Pertama, perlu adanya penegakan hukum yang lebih tegas terhadap kekerasan atau intimidasi terhadap guru. Pelaku kekerasan terhadap guru harus diberikan sanksi yang jelas untuk memberikan efek jera dan memastikan guru dapat bekerja dalam lingkungan yang aman. Saat ada kasus kriminalisasi terhadap guru, perlu ada perlindungan khusus oleh badan berbadan hukum untuk memastikan keselamatan fisik maupun mental guru. Dalam hal ini, pemerintah bisa memberikan kewenangan lebih bagi serikat guru mengenai advokasi dan pembangunan kesadaran politik mengenai hak dan kewajiban guru, serta implementasi pembangunan keamanan dan kenyamanan di lingkungan pendidikan.
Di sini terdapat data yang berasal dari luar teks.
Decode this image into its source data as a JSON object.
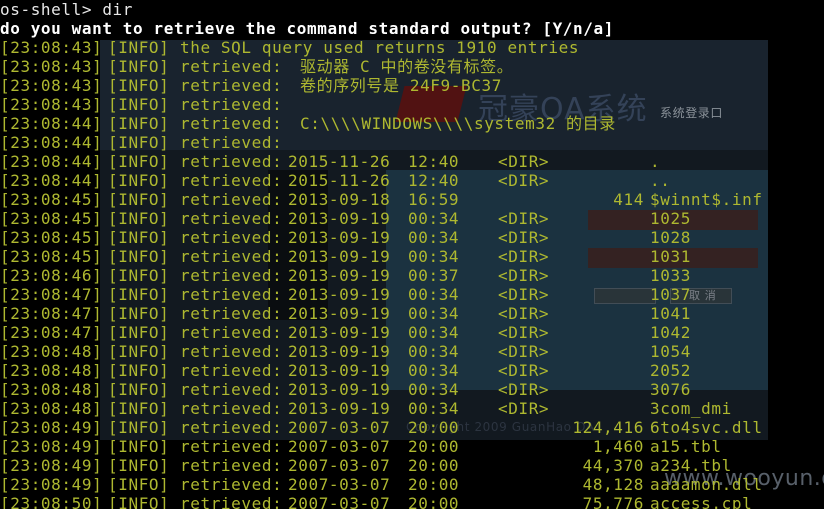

Kedua, reformasi kebijakan pendidikan yang memperjelas batasan-batasan pendisiplinan yang dapat diambil oleh guru tanpa harus takut dihukum, sehingga mereka dapat menjalankan peran mereka secara efektif tanpa rasa takut. Undang-undang juga perlu mengatur bagaimana sistem advokasi guru dapat dipermudah dan dilindungi oleh aparat penegak hukum negara. Kemudian, pemerintah melalui kementerian pendidikan dasar dan menengah membuat aturan mengenai pembentukan musyawarah sekolah. Musyawarah sekolah adalah musyawarah yang diikuti oleh pihak sekolah dan wali murid untuk membahas kesepakatan terkait tata tertib dan aturan yang berlaku di lingkungan sekolah. Kesepakatan tersebut ditandatangani sehingga memiliki kekuatan di mata hukum melalui aturan dari pusat yang dibuat.

Solusi yang ditawarkan bukan berarti sudah sempurna, tantangan ke depan yang perlu diwaspadai adalah adanya oknum guru yang menjadikan aturan pengamanan terhadap guru sebagai celah untuk melindungi dari tindakan kejahatan yang memang sah di mata hukum, misalnya kejahatan asusila. Selain itu, juga ada potensi dalam pembuatan reformasi kebijakan yang sarat akan kepentingan dan ditunggangi oleh pihak-pihak terkait, misalnya pungli dari pihak sekolah dengan alasan keperluan fasilitas sekolah. Kekhawatiran ini akan menjadi pengingat bagi pemangku kebijakan untuk mengkaji lebih dalam pembuatan kebijakan guru sehingga mampu untuk diimplementasikan tanpa konflik kepentingan.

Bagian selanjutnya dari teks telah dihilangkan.